Elon Musk tweeted that the show was 鈥渧ery interesting鈥 and 鈥渨orth watching.鈥
Except for Cooper, none of these people can be described as fringe characters. The presidents of the three great universities were pillars of the left. Carlson was a prime-time speaker at the Republican convention, and is often mentioned as a potential heir to the MAGA movement in a post-Trump world. This past week, Carlson campaigned with J.D. Vance. Musk has 200 million followers on X.
None of these people seems to grasp the enormity of the Holocaust.

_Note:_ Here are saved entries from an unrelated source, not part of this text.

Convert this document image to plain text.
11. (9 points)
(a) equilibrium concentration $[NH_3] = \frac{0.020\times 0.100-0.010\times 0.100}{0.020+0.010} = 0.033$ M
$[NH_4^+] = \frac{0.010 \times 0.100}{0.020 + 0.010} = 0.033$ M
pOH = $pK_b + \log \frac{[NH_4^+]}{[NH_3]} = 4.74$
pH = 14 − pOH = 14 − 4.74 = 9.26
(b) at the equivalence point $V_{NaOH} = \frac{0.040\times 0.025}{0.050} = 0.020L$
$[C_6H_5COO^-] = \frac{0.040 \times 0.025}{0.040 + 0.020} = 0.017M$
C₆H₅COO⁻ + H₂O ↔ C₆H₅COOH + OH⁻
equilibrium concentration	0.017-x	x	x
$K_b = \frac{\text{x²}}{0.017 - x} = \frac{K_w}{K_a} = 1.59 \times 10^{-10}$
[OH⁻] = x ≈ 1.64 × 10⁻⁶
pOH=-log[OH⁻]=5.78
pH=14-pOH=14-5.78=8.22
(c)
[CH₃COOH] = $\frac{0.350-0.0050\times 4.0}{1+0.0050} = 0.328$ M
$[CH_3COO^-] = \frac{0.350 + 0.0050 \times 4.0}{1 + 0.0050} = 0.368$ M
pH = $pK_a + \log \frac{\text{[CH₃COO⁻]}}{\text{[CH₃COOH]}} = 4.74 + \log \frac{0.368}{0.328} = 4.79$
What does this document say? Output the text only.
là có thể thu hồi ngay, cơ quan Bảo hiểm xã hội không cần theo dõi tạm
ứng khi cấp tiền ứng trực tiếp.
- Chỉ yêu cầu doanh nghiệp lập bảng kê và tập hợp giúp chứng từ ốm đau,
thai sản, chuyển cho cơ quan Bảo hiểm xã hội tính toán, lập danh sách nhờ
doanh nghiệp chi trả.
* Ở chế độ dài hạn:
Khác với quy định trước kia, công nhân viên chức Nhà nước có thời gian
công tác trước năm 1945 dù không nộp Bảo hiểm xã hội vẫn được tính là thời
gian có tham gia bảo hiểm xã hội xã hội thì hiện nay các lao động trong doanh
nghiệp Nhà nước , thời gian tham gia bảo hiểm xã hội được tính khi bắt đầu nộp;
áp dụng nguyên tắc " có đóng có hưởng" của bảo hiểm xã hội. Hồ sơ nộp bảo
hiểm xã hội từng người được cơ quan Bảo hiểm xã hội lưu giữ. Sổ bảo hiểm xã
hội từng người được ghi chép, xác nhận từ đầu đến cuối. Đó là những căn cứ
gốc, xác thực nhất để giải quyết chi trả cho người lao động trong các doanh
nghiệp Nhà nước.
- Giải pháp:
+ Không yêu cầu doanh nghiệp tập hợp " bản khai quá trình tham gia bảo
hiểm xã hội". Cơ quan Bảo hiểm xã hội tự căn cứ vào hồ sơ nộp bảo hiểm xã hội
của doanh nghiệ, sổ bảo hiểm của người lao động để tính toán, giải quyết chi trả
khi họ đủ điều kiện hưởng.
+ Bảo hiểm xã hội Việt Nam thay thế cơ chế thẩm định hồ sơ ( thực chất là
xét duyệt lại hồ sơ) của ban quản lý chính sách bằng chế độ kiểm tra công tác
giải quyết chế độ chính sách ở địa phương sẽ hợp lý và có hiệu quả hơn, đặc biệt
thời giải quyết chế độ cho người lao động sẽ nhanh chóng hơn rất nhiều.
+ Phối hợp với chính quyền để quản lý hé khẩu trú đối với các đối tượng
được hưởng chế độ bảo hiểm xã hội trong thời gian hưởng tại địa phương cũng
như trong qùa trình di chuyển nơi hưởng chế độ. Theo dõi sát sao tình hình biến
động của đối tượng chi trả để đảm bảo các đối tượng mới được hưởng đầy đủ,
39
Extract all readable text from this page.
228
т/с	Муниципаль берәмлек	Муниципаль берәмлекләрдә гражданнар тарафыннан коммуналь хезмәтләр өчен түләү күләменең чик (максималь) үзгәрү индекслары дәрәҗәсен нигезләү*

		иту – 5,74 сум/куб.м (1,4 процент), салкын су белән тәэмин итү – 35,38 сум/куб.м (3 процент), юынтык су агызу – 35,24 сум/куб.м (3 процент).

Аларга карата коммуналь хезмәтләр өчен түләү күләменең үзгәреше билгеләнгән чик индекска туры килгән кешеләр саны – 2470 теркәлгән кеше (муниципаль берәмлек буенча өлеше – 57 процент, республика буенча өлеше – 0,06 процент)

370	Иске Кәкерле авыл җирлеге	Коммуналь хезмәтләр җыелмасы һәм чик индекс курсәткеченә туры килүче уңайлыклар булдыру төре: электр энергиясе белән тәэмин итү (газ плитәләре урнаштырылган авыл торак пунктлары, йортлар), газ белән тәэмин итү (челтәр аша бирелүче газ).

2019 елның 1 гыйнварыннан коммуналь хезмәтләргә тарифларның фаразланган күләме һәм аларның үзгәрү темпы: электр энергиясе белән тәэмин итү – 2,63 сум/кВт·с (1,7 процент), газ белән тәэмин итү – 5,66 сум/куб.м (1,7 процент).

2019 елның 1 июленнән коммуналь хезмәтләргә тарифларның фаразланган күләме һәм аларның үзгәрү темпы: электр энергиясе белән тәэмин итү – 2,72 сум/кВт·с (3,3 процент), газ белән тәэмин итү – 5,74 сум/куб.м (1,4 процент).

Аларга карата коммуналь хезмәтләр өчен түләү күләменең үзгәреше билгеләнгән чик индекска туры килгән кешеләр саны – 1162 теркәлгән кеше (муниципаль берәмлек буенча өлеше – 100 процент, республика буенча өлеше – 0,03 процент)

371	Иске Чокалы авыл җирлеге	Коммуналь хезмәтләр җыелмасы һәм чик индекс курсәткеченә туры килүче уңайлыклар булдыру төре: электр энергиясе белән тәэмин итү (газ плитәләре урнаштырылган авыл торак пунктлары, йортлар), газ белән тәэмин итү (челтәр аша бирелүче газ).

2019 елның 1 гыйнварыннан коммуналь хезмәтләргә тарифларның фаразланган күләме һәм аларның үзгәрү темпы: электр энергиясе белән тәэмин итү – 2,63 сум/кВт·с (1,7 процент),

Admittedly, the current atmosphere is clouded by the war in Gaza. Palestinian civilians, women and children, are being killed. It is not antisemitic to advocate for the Palestinians. But shouldn鈥檛 those advocates admit that a lion鈥檚 share of the blame falls on the leaders of Hamas? Those leaders started the war and ordered the intentional killing of Israeli civilians. Now those leaders are either safe in Qatar or in the tunnels of Gaza while their civilian followers are left on the streets to die under Israeli bombardment.
Far too indiscriminate of a bombardment, I would argue. Also, I am suspicious of the motives of the Israeli prime minister.
But that is politics and ought to be a matter of debate. The Holocaust exists on a different plane.
To understand the mindset of the Israelis, you have to understand the Holocaust 鈥 and maybe to understand ourselves or what we could be.
Rabbi Susan Talve of the Central Reform Congregation once told me that her parents used to insist that if the unthinkable happened in Germany, which was the most cultured society in the world, it could happen anywhere.
Malkin鈥檚 silk-screens will be on display at the St. 不良研究所导航网址 Kaplan Feldman Holocaust Museum, 36 Millstone Campus Drive, until next June.